時制の一致

時制の一致とは、従属節の時制が、主節の時制に、従うことです。
日本語で説明されても、よく分からんと思いますので、下の例文を見てください。

● I knew he was going to make it big.
  アイツが成功することを、俺は知ってたよ。

この文は、以下の2つに分けられます。

 I knew 〜.(主節)
 He was going to make it big.(従属節)

これは、アイツが成功するというのは、本来は、

 He is going to make it big.

ですが、上の文は、主節が「knew」と過去形なので、従属節も「is」を「was」と過去形にしています。
これを、時制の一致と呼びます。
では、以下の例は、どうでしょうか?

● I knew he is going to make it big.

従属節の「is」が、主節の「knew」の時制の一致を受けていません。
この場合、従属節は、現在でも、その状況が続いていることを意味します。

現在、「he is going to」ということは、現在も、「アイツ」は、まだ成功していないか、成功への階段を登っている最中ということになります。
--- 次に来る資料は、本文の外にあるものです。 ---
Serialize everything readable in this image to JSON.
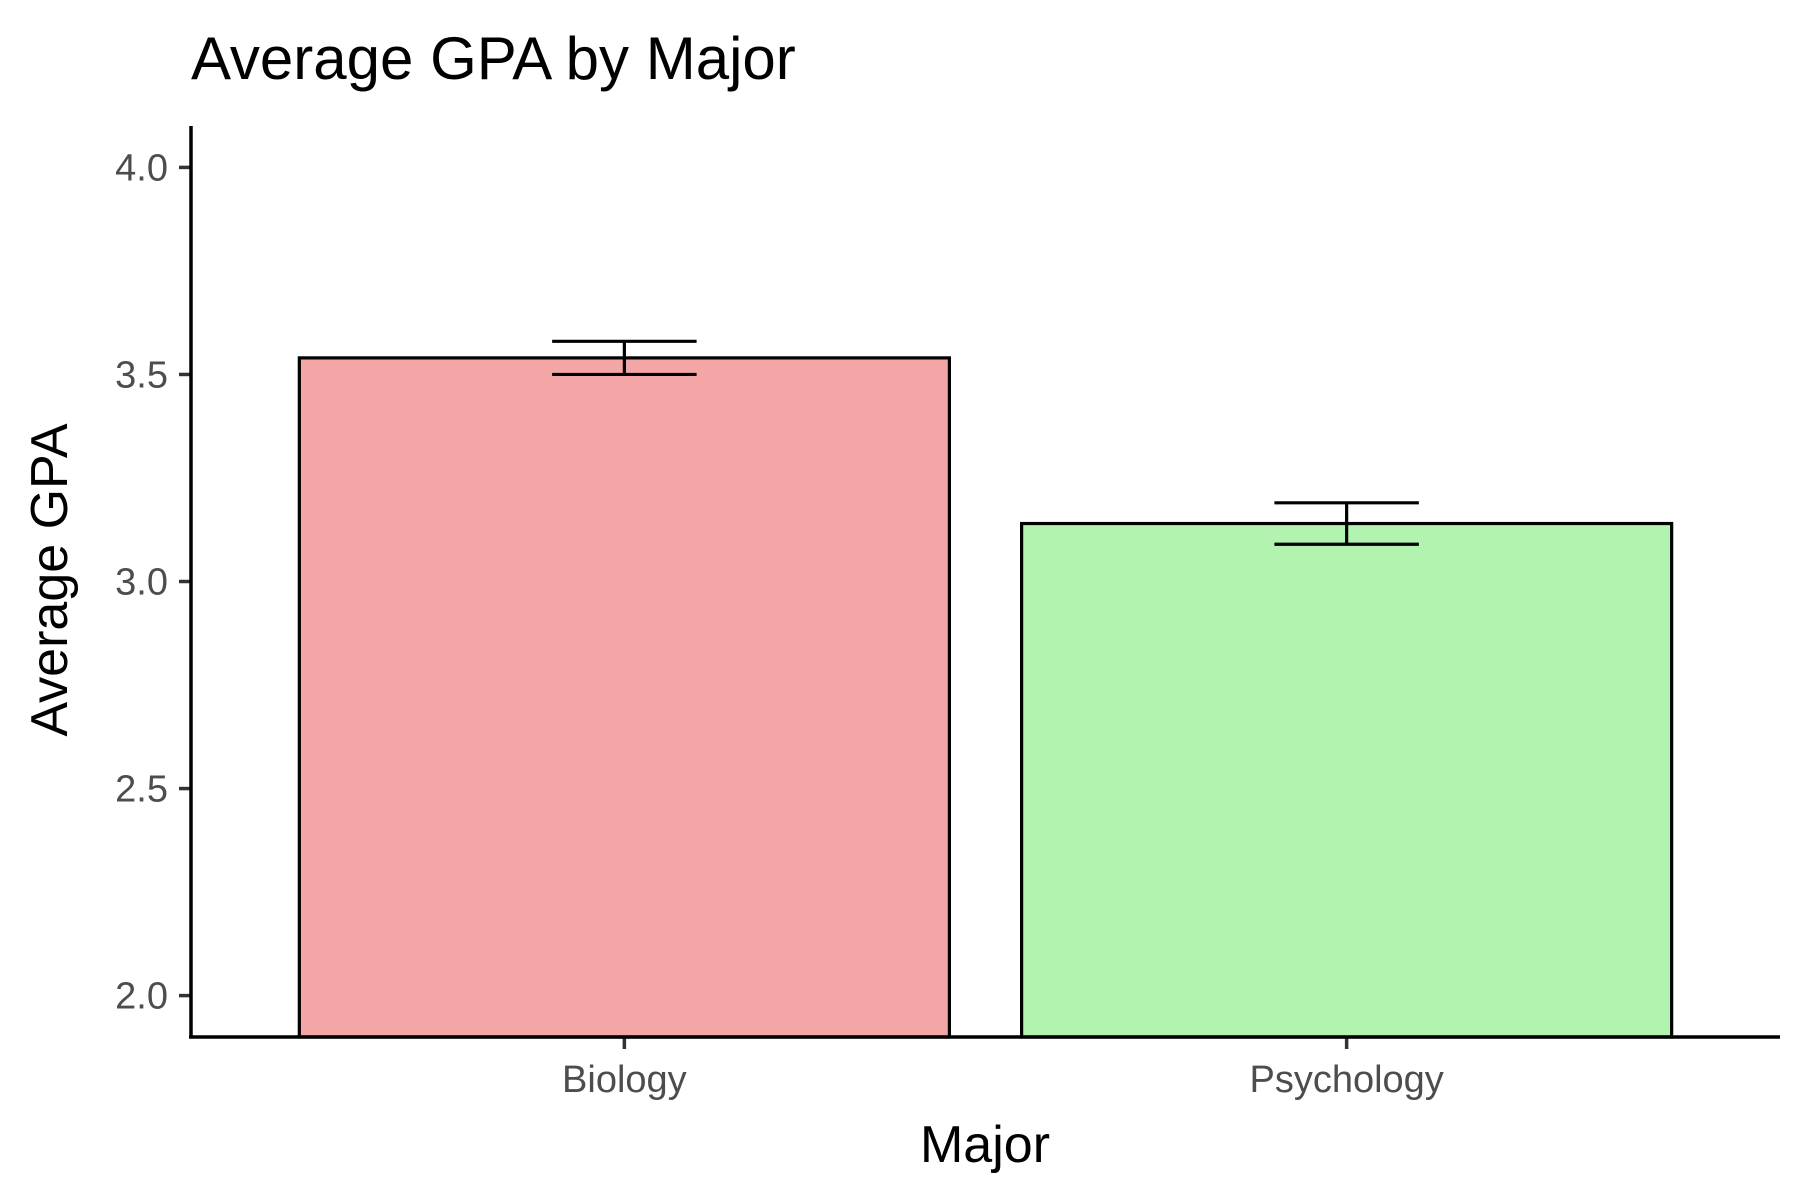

最初の文は、今現在から見て、「he was going to」ということは、「アイツ」は、過去には、まだ成功していなかったけど、現在は、成功しているということになります。

また、以下の様な、普遍的な事実を表すときも、時制の一致を受けません。

● I knew the Earth revolves around the sun.
  私は、地球が太陽の周りを回るということは、知っていた。

以上が、時制の一致についてです。
時制を一致させるかどうかは、文脈や、その状況によって、変わってきますので、「文法」だけでなく、「状況」も考慮にいれる必要があります。